ANDERSON COUNTY, Tenn. (WATE) – Have you ever thought about the ways the weather impacts your Christmas tree? What about the economy of Christmas tree farms? 6 Storm Team Meteorologist Victoria Cavaliere went to Bluebird Christmas Tree Farm in Anderson County to find out what has caused this year’s Christmas tree shortage.
Leo Collins of Bluebird Christmas Tree Farm told us that both drought and heavy rain can affect the growth of trees.
“Well there is a number of factors. I mean, the dry weather and the fires got a few farms and the drought probably hurt growth a little bit,” Collins said.
However, it is not simply the most recent weather which makes an impact. Most Christmas trees that you purchase are between seven-to-10 years old.
Collins said that trees tend to grow about a foot a year, so a seven-foot tree is typically about seven years old. This means the weather over a decade could be impacting your tree.
Another consideration, where the seedling is from.

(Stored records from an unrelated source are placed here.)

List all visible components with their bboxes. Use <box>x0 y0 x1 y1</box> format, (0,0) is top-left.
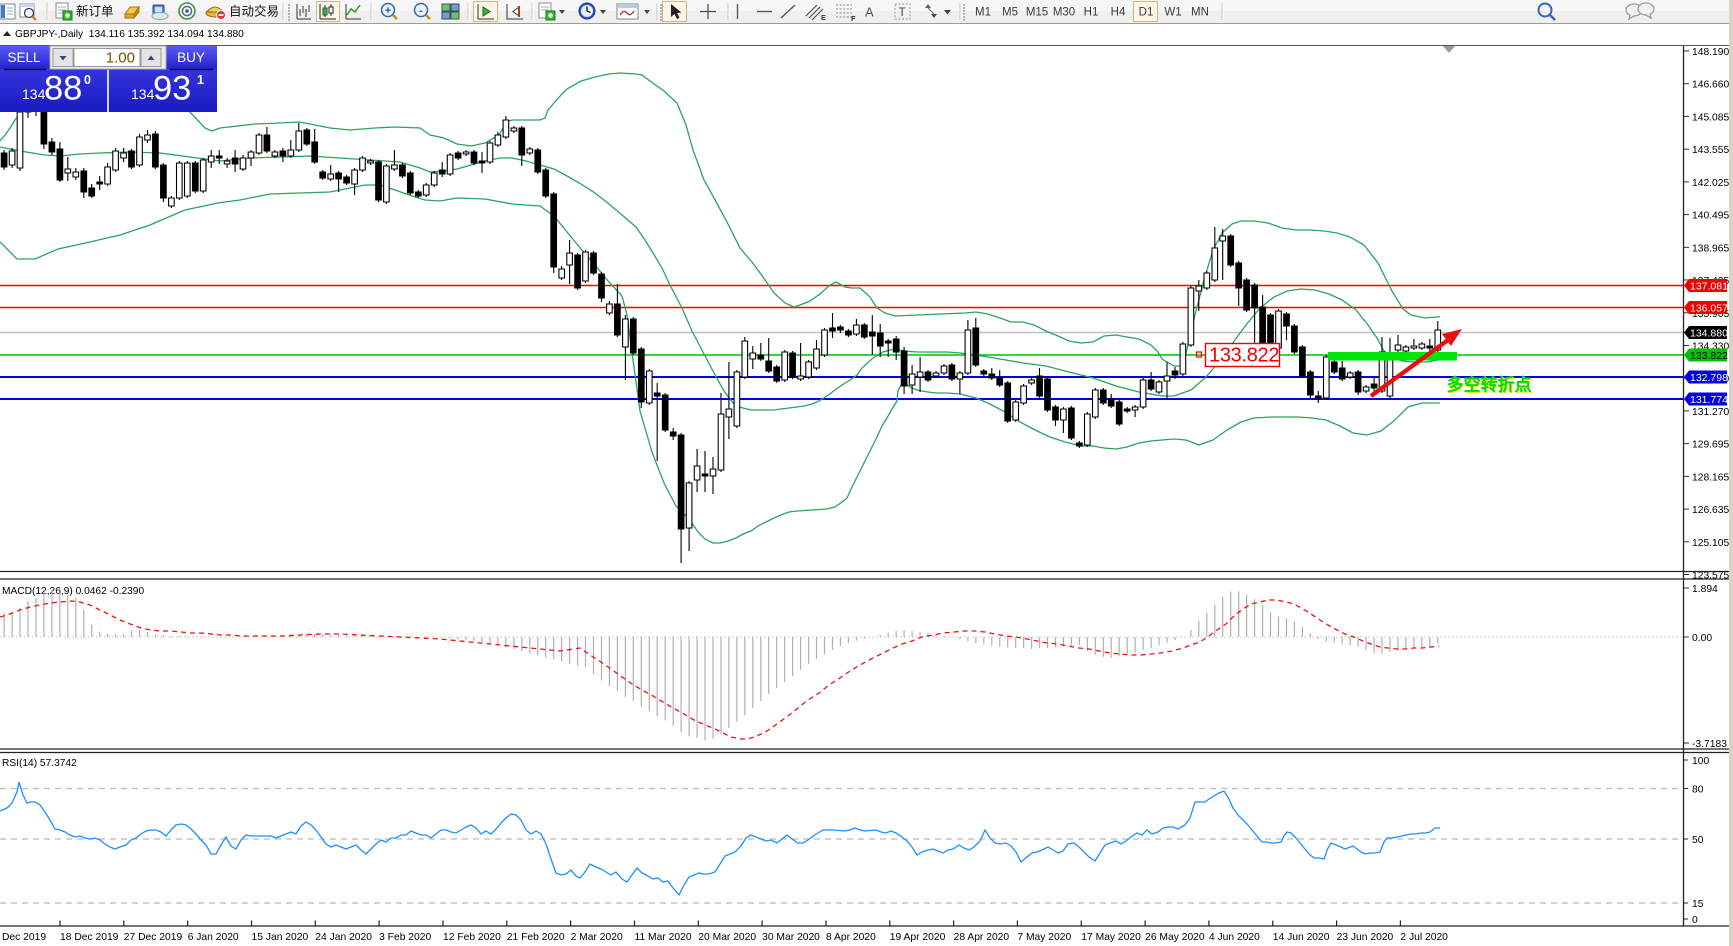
svg-text:+: + <box>385 5 391 17</box>
svg-text:H4: H4 <box>1111 7 1126 19</box>
svg-text:24 Jan 2020: 24 Jan 2020 <box>315 932 372 943</box>
svg-text:128.165: 128.165 <box>1692 472 1729 483</box>
svg-text:140.495: 140.495 <box>1692 211 1729 222</box>
svg-text:134: 134 <box>131 86 155 102</box>
svg-text:132.798: 132.798 <box>1690 372 1728 384</box>
svg-text:0.00: 0.00 <box>1692 633 1712 644</box>
svg-text:50: 50 <box>1692 835 1704 846</box>
svg-text:125.105: 125.105 <box>1692 538 1729 549</box>
svg-text:129.695: 129.695 <box>1692 440 1729 451</box>
svg-text:28 Apr 2020: 28 Apr 2020 <box>954 932 1010 943</box>
svg-text:26 May 2020: 26 May 2020 <box>1145 932 1205 943</box>
svg-text:0: 0 <box>1692 915 1698 926</box>
svg-text:4 Jun 2020: 4 Jun 2020 <box>1209 932 1260 943</box>
svg-text:-: - <box>419 5 423 17</box>
svg-text:148.190: 148.190 <box>1692 47 1729 58</box>
svg-text:Dec 2019: Dec 2019 <box>2 932 46 943</box>
svg-text:GBPJPY-,Daily 134.116 135.392: GBPJPY-,Daily 134.116 135.392 134.094 13… <box>15 29 244 40</box>
svg-text:123.575: 123.575 <box>1692 571 1729 582</box>
svg-text:F: F <box>851 14 856 23</box>
svg-text:1.894: 1.894 <box>1692 584 1718 595</box>
svg-text:MACD(12,26,9) 0.0462 -0.2390: MACD(12,26,9) 0.0462 -0.2390 <box>2 586 144 597</box>
svg-text:8 Apr 2020: 8 Apr 2020 <box>826 932 876 943</box>
svg-text:M30: M30 <box>1053 7 1075 19</box>
svg-text:H1: H1 <box>1084 7 1099 19</box>
svg-text:1.00: 1.00 <box>106 50 135 67</box>
svg-text:143.555: 143.555 <box>1692 145 1729 156</box>
svg-text:138.965: 138.965 <box>1692 243 1729 254</box>
svg-text:133.822: 133.822 <box>1209 345 1279 367</box>
svg-text:7 May 2020: 7 May 2020 <box>1017 932 1071 943</box>
svg-text:自动交易: 自动交易 <box>229 4 279 19</box>
svg-text:MN: MN <box>1191 7 1209 19</box>
svg-text:21 Feb 2020: 21 Feb 2020 <box>507 932 565 943</box>
svg-text:131.270: 131.270 <box>1692 407 1729 418</box>
svg-text:134: 134 <box>22 86 46 102</box>
svg-text:134.330: 134.330 <box>1692 342 1729 353</box>
svg-text:88: 88 <box>44 70 82 108</box>
svg-text:2 Mar 2020: 2 Mar 2020 <box>571 932 623 943</box>
svg-text:新订单: 新订单 <box>76 4 114 19</box>
svg-text:135.905: 135.905 <box>1692 309 1729 320</box>
svg-text:T: T <box>899 5 907 19</box>
svg-text:0: 0 <box>84 73 91 87</box>
svg-text:18 Dec 2019: 18 Dec 2019 <box>60 932 119 943</box>
svg-text:15 Jan 2020: 15 Jan 2020 <box>252 932 309 943</box>
svg-text:126.635: 126.635 <box>1692 505 1729 516</box>
svg-text:E: E <box>821 13 826 22</box>
svg-text:11 Mar 2020: 11 Mar 2020 <box>635 932 692 943</box>
svg-text:3 Feb 2020: 3 Feb 2020 <box>379 932 431 943</box>
svg-text:133.822: 133.822 <box>1690 350 1728 362</box>
svg-text:2 Jul 2020: 2 Jul 2020 <box>1400 932 1448 943</box>
svg-text:-3.7183: -3.7183 <box>1692 739 1727 750</box>
svg-text:SELL: SELL <box>7 50 41 65</box>
svg-text:136.057: 136.057 <box>1690 303 1728 315</box>
svg-text:6 Jan 2020: 6 Jan 2020 <box>188 932 239 943</box>
svg-text:M15: M15 <box>1026 7 1048 19</box>
svg-text:D1: D1 <box>1139 7 1154 19</box>
svg-text:80: 80 <box>1692 785 1704 796</box>
svg-text:145.085: 145.085 <box>1692 112 1729 123</box>
svg-text:12 Feb 2020: 12 Feb 2020 <box>443 932 501 943</box>
svg-text:W1: W1 <box>1164 7 1181 19</box>
svg-text:142.025: 142.025 <box>1692 178 1729 189</box>
svg-text:M5: M5 <box>1002 7 1018 19</box>
svg-text:137.081: 137.081 <box>1690 281 1728 293</box>
svg-text:100: 100 <box>1692 756 1709 767</box>
svg-text:93: 93 <box>153 70 191 108</box>
svg-text:27 Dec 2019: 27 Dec 2019 <box>124 932 183 943</box>
svg-text:17 May 2020: 17 May 2020 <box>1081 932 1141 943</box>
svg-text:多空转折点: 多空转折点 <box>1447 375 1532 395</box>
svg-text:131.774: 131.774 <box>1690 394 1728 406</box>
svg-text:15: 15 <box>1692 899 1704 910</box>
svg-text:RSI(14) 57.3742: RSI(14) 57.3742 <box>2 758 77 769</box>
svg-text:BUY: BUY <box>177 50 205 65</box>
svg-text:20 Mar 2020: 20 Mar 2020 <box>698 932 756 943</box>
svg-text:19 Apr 2020: 19 Apr 2020 <box>890 932 946 943</box>
svg-text:A: A <box>865 5 874 20</box>
svg-text:30 Mar 2020: 30 Mar 2020 <box>762 932 820 943</box>
svg-text:146.660: 146.660 <box>1692 80 1729 91</box>
svg-text:134.880: 134.880 <box>1690 328 1728 340</box>
svg-text:1: 1 <box>197 73 204 87</box>
svg-text:多空转折点: 多空转折点 <box>1448 376 1533 396</box>
svg-text:23 Jun 2020: 23 Jun 2020 <box>1337 932 1394 943</box>
svg-text:14 Jun 2020: 14 Jun 2020 <box>1273 932 1330 943</box>
svg-text:M1: M1 <box>975 7 991 19</box>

“If you are getting the seedlings from a Northern Nursery, a lot of the times we are ready to plant but they can’t harvest them because the seedlings are frozen in the ground” says Collins.
All these weather factors can contribute to shortages, but economic factors also make a difference.

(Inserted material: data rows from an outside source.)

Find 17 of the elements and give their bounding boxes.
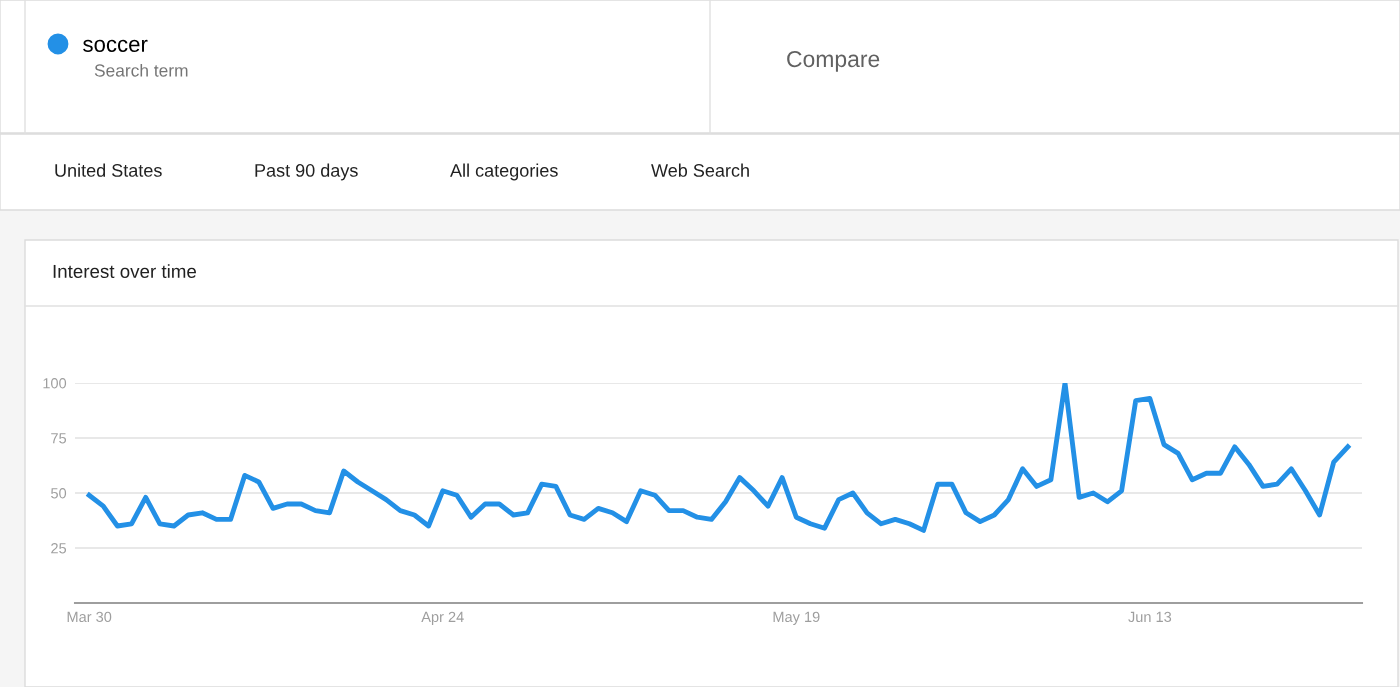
text: Search term	[94, 63, 188, 77]
y-tick-label: 50	[51, 488, 67, 499]
x-tick-label: Mar 30	[67, 611, 112, 623]
text: All categories	[450, 163, 558, 181]
legend-label: soccer	[83, 39, 148, 52]
x-tick-label: Jun 13	[1128, 611, 1172, 623]
text: Web Search	[651, 163, 749, 177]
text: United States	[55, 163, 162, 177]
text: Compare	[787, 50, 880, 72]
line-series	[86, 383, 1351, 533]
y-tick-label: 100	[43, 378, 67, 389]
x-tick-label: May 19	[773, 611, 820, 625]
y-tick-label: 75	[51, 433, 67, 444]
chart-title: Interest over time	[53, 264, 197, 279]
y-tick-label: 25	[51, 543, 67, 554]
x-tick-label: Apr 24	[421, 611, 464, 625]
text: Past 90 days	[255, 163, 358, 181]
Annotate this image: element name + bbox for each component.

Many tend to believe that Christmas Tree farms can be a lucrative business, but too many Christmas trees have consequences too.
Collins told us that, “people over-plant because they think they are going to get rich. You know a dollar and a half-seedling going to get sixty dollars for it, so they over-plant and then when they come to market, there is a surplus. So the price is down and so they quit planting and when you quit planting, then about ten years later, the shortage starts again.”
The good news?
This most recent shortage is expected to last only one more year.